President Donald Trump’s nominee to fill the open seat on the Supreme Court—whoever it may be—can expect rough treatment from Senate Democrats.
Minority Leader Charles E. Schumer, D-N.Y., has pledged to filibuster any nominee he disapproves of, even if it means leaving the nation’s highest court short-handed for years.
Doubtless, some Republicans will call for Majority Leader Mitch McConnell, R-Ky., to exercise the “nuclear option”: eliminating the filibuster so the nominee can be confirmed by a simple majority. After all, Senate Democrats went nuclear in 2013 to thwart Republican plans to filibuster some of President Barack Obama’s nominations.
But success isn’t a given this time.
For one, a majority of senators must approve flouting the rules, and it’s far from clear whether 51 Republicans support using the maneuver to do so. McConnell can afford to lose only two of his Republican colleagues and still prevail in the parliamentary showdown with Schumer.
>>> Read the full report: “A Rules-Based Strategy for Overcoming Minority Obstruction of a Supreme Court Nomination”
Another concern is that using the nuclear option in this case could make eventual elimination of the legislative filibuster—a prerogative that still has broad Senate support despite the 2013 episode—more likely.
Fortunately, invoking the nuclear option isn’t the only way a Senate majority can confirm a Supreme Court justice in the face of minority obstruction.
In a recent Heritage Foundation paper, Ed Corrigan and I detail how Senate rules empower a majority to overcome a filibuster of a Supreme Court nominee—without having to invoke cloture or using the nuclear option.
Specifically, a majority may use Rule XIX (the two-speech rule) to shorten the amount of time members are able to filibuster. This rule prohibits any senator from giving more than two speeches on any one question during the same legislative day.
In the Senate’s rules, the terms “legislative day” and “calendar day” do not mean the same thing. A legislative day ends only when the Senate adjourns and therefore may last much longer than the 24 hours that define a calendar day. Indeed, one particularly long legislative day in 1980 lasted 162 calendar days, spanning a period from Jan. 3 until June 12.

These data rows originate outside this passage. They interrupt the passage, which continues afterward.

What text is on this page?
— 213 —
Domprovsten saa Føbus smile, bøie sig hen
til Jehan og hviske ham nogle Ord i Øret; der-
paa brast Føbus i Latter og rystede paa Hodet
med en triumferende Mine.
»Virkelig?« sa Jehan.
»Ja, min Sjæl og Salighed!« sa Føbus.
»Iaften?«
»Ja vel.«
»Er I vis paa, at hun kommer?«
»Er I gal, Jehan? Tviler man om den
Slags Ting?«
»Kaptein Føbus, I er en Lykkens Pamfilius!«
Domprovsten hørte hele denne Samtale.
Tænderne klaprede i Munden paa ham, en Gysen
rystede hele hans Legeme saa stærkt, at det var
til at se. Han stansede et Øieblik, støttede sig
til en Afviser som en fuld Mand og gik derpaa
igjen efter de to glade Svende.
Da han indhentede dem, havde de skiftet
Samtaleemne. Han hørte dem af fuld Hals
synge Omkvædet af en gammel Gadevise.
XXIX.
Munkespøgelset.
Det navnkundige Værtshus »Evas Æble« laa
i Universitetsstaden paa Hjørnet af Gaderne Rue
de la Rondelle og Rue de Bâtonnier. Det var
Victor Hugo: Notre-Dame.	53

Once a senator has given two speeches during the same legislative day, he or she may not speak again. The Senate votes when there are no members remaining on the floor who wish to and are allowed to speak. At that point, the support of a simple majority of the senators present and voting is sufficient for confirmation.

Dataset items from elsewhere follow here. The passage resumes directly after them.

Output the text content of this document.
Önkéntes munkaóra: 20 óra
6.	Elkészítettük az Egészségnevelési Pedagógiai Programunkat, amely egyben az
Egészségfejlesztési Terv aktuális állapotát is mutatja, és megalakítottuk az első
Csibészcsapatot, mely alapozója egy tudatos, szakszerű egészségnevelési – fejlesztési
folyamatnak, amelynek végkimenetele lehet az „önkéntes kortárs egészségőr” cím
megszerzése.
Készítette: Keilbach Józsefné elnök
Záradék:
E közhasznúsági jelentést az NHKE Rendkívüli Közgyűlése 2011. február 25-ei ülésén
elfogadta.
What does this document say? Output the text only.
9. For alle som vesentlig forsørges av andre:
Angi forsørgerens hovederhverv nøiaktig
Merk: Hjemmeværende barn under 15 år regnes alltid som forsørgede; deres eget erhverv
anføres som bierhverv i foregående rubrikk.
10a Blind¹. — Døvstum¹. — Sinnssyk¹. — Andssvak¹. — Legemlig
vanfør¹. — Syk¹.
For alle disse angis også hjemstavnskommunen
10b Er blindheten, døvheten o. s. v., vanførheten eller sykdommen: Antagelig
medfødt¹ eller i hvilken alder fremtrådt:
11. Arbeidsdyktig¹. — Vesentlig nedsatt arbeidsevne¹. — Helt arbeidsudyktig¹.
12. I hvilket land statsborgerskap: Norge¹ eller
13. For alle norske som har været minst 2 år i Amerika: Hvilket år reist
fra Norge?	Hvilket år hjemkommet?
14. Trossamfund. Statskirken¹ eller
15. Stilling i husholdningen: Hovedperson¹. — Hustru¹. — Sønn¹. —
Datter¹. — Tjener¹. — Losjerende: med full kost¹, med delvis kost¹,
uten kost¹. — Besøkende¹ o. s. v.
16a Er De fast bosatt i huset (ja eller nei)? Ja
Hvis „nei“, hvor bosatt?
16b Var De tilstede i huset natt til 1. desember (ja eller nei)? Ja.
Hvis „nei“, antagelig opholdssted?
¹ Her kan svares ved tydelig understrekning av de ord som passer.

Using the two-speech rule to confirm Trump’s Supreme Court pick is straightforward.
First, the Senate would proceed to consider the nomination. The Republican majority would then keep the Senate in the same legislative day and would strictly enforce the two-speech rule on any filibustering senators.
While Democrats could make procedural motions in protest, doing so in almost all cases would terminate the filibustering senator’s speech, thus hastening the moment at which the minority would have exhausted its ability to delay confirmation by filibustering via debate.

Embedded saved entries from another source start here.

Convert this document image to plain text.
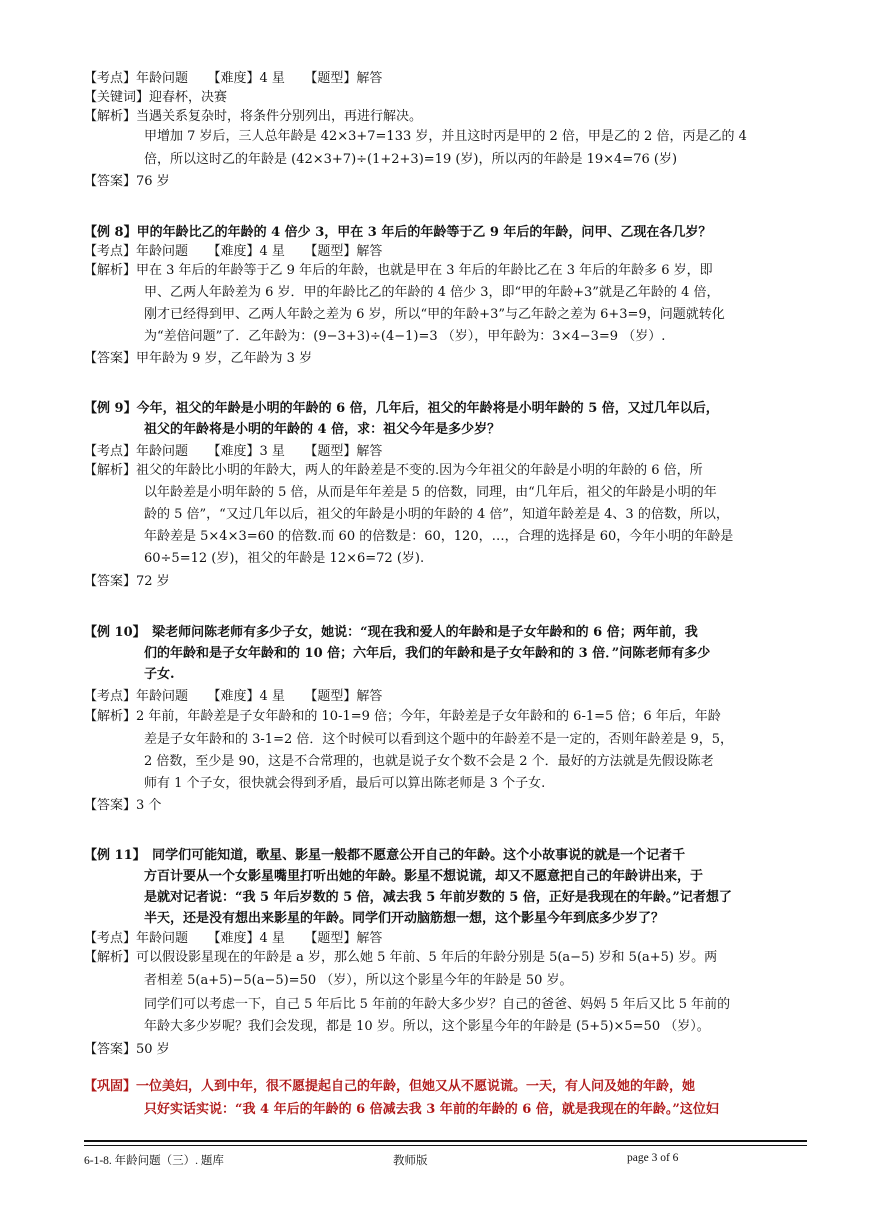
6-1-8. 年龄问题（三）. 题库	教师版	page 3 of 6
【考点】年龄问题　　【难度】4 星　　【题型】解答
【关键词】迎春杯，决赛
【解析】当遇关系复杂时，将条件分别列出，再进行解决。
甲增加 7 岁后，三人总年龄是 42×3+7=133 岁，并且这时丙是甲的 2 倍，甲是乙的 2 倍，丙是乙的 4
倍，所以这时乙的年龄是 (42×3+7)÷(1+2+3)=19 (岁)，所以丙的年龄是 19×4=76 (岁)
【答案】76 岁
【例 8】甲的年龄比乙的年龄的 4 倍少 3，甲在 3 年后的年龄等于乙 9 年后的年龄，问甲、乙现在各几岁？
【考点】年龄问题　　【难度】4 星　　【题型】解答
【解析】甲在 3 年后的年龄等于乙 9 年后的年龄，也就是甲在 3 年后的年龄比乙在 3 年后的年龄多 6 岁，即
甲、乙两人年龄差为 6 岁．甲的年龄比乙的年龄的 4 倍少 3，即“甲的年龄+3”就是乙年龄的 4 倍，
刚才已经得到甲、乙两人年龄之差为 6 岁，所以“甲的年龄+3”与乙年龄之差为 6+3=9，问题就转化
为“差倍问题”了．乙年龄为：(9−3+3)÷(4−1)=3 （岁），甲年龄为：3×4−3=9 （岁）.
【答案】甲年龄为 9 岁，乙年龄为 3 岁
【例 9】今年，祖父的年龄是小明的年龄的 6 倍，几年后，祖父的年龄将是小明年龄的 5 倍，又过几年以后，
祖父的年龄将是小明的年龄的 4 倍，求：祖父今年是多少岁？
【考点】年龄问题　　【难度】3 星　　【题型】解答
【解析】祖父的年龄比小明的年龄大，两人的年龄差是不变的.因为今年祖父的年龄是小明的年龄的 6 倍，所
以年龄差是小明年龄的 5 倍，从而是年年差是 5 的倍数，同理，由“几年后，祖父的年龄是小明的年
龄的 5 倍”，“又过几年以后，祖父的年龄是小明的年龄的 4 倍”，知道年龄差是 4、3 的倍数，所以，
年龄差是 5×4×3=60 的倍数.而 60 的倍数是：60，120，…，合理的选择是 60，今年小明的年龄是
60÷5=12 (岁)，祖父的年龄是 12×6=72 (岁).
【答案】72 岁
【例 10】　梁老师问陈老师有多少子女，她说：“现在我和爱人的年龄和是子女年龄和的 6 倍；两年前，我
们的年龄和是子女年龄和的 10 倍；六年后，我们的年龄和是子女年龄和的 3 倍．”问陈老师有多少
子女.
【考点】年龄问题　　【难度】4 星　　【题型】解答
【解析】2 年前，年龄差是子女年龄和的 10-1=9 倍；今年，年龄差是子女年龄和的 6-1=5 倍；6 年后，年龄
差是子女年龄和的 3-1=2 倍．这个时候可以看到这个题中的年龄差不是一定的，否则年龄差是 9，5，
2 倍数，至少是 90，这是不合常理的，也就是说子女个数不会是 2 个．最好的方法就是先假设陈老
师有 1 个子女，很快就会得到矛盾，最后可以算出陈老师是 3 个子女.
【答案】3 个
【例 11】　同学们可能知道，歌星、影星一般都不愿意公开自己的年龄。这个小故事说的就是一个记者千
方百计要从一个女影星嘴里打听出她的年龄。影星不想说谎，却又不愿意把自己的年龄讲出来，于
是就对记者说：“我 5 年后岁数的 5 倍，减去我 5 年前岁数的 5 倍，正好是我现在的年龄。”记者想了
半天，还是没有想出来影星的年龄。同学们开动脑筋想一想，这个影星今年到底多少岁了？
【考点】年龄问题　　【难度】4 星　　【题型】解答
【解析】可以假设影星现在的年龄是 a 岁，那么她 5 年前、5 年后的年龄分别是 5(a−5) 岁和 5(a+5) 岁。两
者相差 5(a+5)−5(a−5)=50 （岁），所以这个影星今年的年龄是 50 岁。
同学们可以考虑一下，自己 5 年后比 5 年前的年龄大多少岁？自己的爸爸、妈妈 5 年后又比 5 年前的
年龄大多少岁呢？我们会发现，都是 10 岁。所以，这个影星今年的年龄是 (5+5)×5=50 （岁）。
【答案】50 岁
【巩固】一位美妇，人到中年，很不愿提起自己的年龄，但她又从不愿说谎。一天，有人问及她的年龄，她
只好实话实说：“我 4 年后的年龄的 6 倍减去我 3 年前的年龄的 6 倍，就是我现在的年龄。”这位妇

Strictly enforcing the two-speech rule is likely to break the filibuster before every Democrat uses the maximum number of speeches allotted under the rules. This is because continuing to filibuster in this context imposes significant costs on rank-and-file Democrats. To have even the chance of success requires each Democrat to hold the Senate floor for a prolonged period in an effort to wait out the Republicans.
The only way for them to prevail in the parliamentary showdown is for Republicans to relent and cease their efforts to overcome the filibuster.
A rules-based strategy to limit minority obstruction in this context would neither jeopardize the legislative filibuster nor unduly empower the majority to limit the rights of individual senators more broadly. It would, however, accomplish the objective of confirming the president’s nominee—provided, of course, that the Republican senators have the determination to succeed.